The knowledge of anything, since all things have causes, is not acquired or complete unless it is known by its causes.
  • The knowledge of anything, since all things have causes, is not acquired or complete unless it is known by its causes. Therefore in medicine we ought to know the causes of sickness and health. And because health and sickness and their causes are sometimes manifest, and sometimes hidden and not to be comprehended except by the study of symptoms, we must also study the symptoms of health and disease. Now it is established in the sciences that no knowledge is acquired save through the study of its causes and beginnings, if it has had causes and beginnings; nor completed except by knowledge of its accidents and accompanying essentials. Of these causes there are four kinds: material, efficient, formal, and final.
  • Those who deny the first principle should be flogged or burned until they admit that it is not the same thing to be burned and not burned, or whipped and not whipped.
    • Metaphysics, Book I
  • An ignorant doctor is the aide-de-camp of death.
    • As quoted in Familiar Medical Quotations (1968) by Maurice B. Strauss
  • God, the supreme being, is neither circumscribed by space, nor touched by time; he cannot be found in a particular direction, and his essence cannot change. The secret conversation is thus entirely spiritual; it is a direct encounter between God and the soul, abstracted from all material constraints.

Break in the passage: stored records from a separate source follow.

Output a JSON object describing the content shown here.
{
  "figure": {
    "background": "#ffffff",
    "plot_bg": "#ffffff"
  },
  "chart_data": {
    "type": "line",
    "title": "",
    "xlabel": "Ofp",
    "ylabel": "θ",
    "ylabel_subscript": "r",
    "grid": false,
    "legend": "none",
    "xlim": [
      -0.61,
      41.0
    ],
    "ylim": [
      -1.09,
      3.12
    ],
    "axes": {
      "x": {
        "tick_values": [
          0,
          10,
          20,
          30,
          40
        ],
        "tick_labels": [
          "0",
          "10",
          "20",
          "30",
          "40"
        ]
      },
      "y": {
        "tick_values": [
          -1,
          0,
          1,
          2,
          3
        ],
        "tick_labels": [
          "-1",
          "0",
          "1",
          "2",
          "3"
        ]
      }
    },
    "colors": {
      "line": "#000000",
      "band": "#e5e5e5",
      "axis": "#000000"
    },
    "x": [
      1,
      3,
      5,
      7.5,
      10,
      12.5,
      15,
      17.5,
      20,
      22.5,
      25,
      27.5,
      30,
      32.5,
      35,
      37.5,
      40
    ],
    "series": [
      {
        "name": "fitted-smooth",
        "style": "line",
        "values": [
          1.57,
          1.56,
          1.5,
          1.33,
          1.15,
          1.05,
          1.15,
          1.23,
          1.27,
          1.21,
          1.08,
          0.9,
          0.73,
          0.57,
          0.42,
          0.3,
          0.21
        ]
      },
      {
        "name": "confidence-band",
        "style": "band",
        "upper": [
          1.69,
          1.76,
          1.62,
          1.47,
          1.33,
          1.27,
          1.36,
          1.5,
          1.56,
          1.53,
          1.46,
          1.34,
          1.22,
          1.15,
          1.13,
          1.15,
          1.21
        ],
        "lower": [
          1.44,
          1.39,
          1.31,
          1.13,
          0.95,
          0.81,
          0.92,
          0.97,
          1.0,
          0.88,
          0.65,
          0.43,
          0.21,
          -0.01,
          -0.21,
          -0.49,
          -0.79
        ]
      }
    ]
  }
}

    • As quoted in 366 Readings From Islam (2000), edited by Robert Van der Weyer
  • Religious law makes it illegal for the ignorant to drink wine, but intelligence makes it legal for the intellectual.


Misattributed[edit]

  • The world is divided into men who have wit and no religion and men who have religion and no wit.
    • This was declared without citation to have been attributed to Avicenna in A Rationalist Encyclopaedia : A Book of Reference on Religion, Philosophy, Ethics, and Science (1950), by Joseph McCabe, p. 43; it was also later wrongly attributed to Averroes in The Atheist World‎ (1991) by Madalyn Murray O'Hair, p. 46. It actually originates as a statement by the atheist Al-Maʿarri, earlier translated into English in A Short History of Freethought Ancient and Modern (1906) by John Mackinnon Robertson, Vol. I, Ch. VIII : Freethought under Islam, p. 269, in the form: "The world holds two classes of men ; intelligent men without religion, and religious men without intelligence."